— RESOLVED! It is not an hw problem, it is due to driver —
I have found an unexpected behaviour while working on an S1070.
I have reduced my program to a minimal test case where:
-an FFT is performed and all the used resources are released
-a copy host->device->device->host is performed
-a comparison from the initial vector on the host and the copied vector is performed
The comparison does not return the expected results all the times and it seems wrong segments of areas are considered.
This unexpected behaviour is shown only on the device 0 of the S1070 and not on the remaining devices. Test has been performed on a GeForce 8800 and no unexpected behaviour has occurred. It seems to be a problem of that device only.
The test is minimal, as an example, if removing the FFT the problem disappears.
However, even if it is not shown in the test, but it seems to me that if running another kernel execution instead of the FFT the problem persists, hence it should not be a problem of cufft.
We have been able to flush out errors that memtestG80 cannot detect.
You can try to run the test10 continuously like since it is the most intensive one
./cuda_memtest --disable_all --enable_test 10 -exit_on_error
gshi,
thanks for the memtest and for the advice. You were right, your memtest fails where the other one successes.
It seems the problem relies on the driver: we are now using the 185.18.14, after installing it the problem has apparently disappeared, but later it has appeared again (your test started to fail). The error disappears for a while by removing the driver with rmmod and loading it again with insmod.
By the way after using your test we encounterd the error on devices 2 3 and 4 too.
You can find it from the “Display Driver Archive Link” that is on the upper left of the download page for the current driver. Or shortcut here to x86_64 drivers (not sure what you’re using):
So 180.51 seems to not have the same susceptibility to errors as the 185 series drivers, however- I think 185 was made specifically for cuda 2.2 feature support (that’s a guess). I don’t know what pieces of cuda2.2 break with 180.51. Basic tests seem to work ok, but I haven’t tested exhaustively. I’d rather just see a 185 series fix.

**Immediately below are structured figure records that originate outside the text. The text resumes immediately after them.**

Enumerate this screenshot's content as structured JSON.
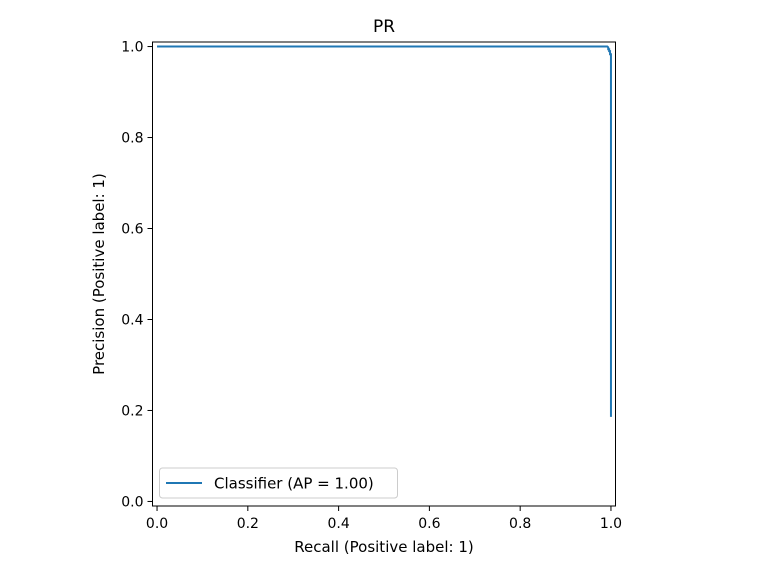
{
  "chart_data": {
    "type": "line",
    "title": "PR",
    "xlabel": "Recall (Positive label: 1)",
    "ylabel": "Precision (Positive label: 1)",
    "xlim": [
      -0.01,
      1.01
    ],
    "ylim": [
      -0.01,
      1.01
    ],
    "xticks": [
      0.0,
      0.2,
      0.4,
      0.6,
      0.8,
      1.0
    ],
    "xtick_labels": [
      "0.0",
      "0.2",
      "0.4",
      "0.6",
      "0.8",
      "1.0"
    ],
    "yticks": [
      0.0,
      0.2,
      0.4,
      0.6,
      0.8,
      1.0
    ],
    "ytick_labels": [
      "0.0",
      "0.2",
      "0.4",
      "0.6",
      "0.8",
      "1.0"
    ],
    "grid": false,
    "legend_position": "bottom-left",
    "series": [
      {
        "name": "Classifier (AP = 1.00)",
        "color": "#1f77b4",
        "x": [
          1.0,
          1.0,
          0.998,
          0.998,
          0.996,
          0.996,
          0.994,
          0.994,
          0.992,
          0.0
        ],
        "y": [
          0.186,
          0.983,
          0.983,
          0.99,
          0.99,
          0.994,
          0.994,
          0.998,
          1.0,
          1.0
        ]
      }
    ]
  }
}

When it is in the clean state no errors occur (for a while). After cleaning the state once more tests have run for 10 hours last night without any error. It seems your ansatz (that errors are related to unusual termination of programs, i.e. ctrl+c) to be right.
This is one error message
06/08/2009 17:26:51 cuda_memtest errors found in tesla[0]
Yeap, these error messages from the cuda2.2 bug, not from the actual hardware errors.
We have used the test to run over 500+ GPUs. The slowest to find a hardware error is 12 hours, i.e. the error appears around once in 12 hours.
Since you have have run it 10+ hours without problem, I think the chance is small to detect any error although you may run it longer (24 hours) to see what happens.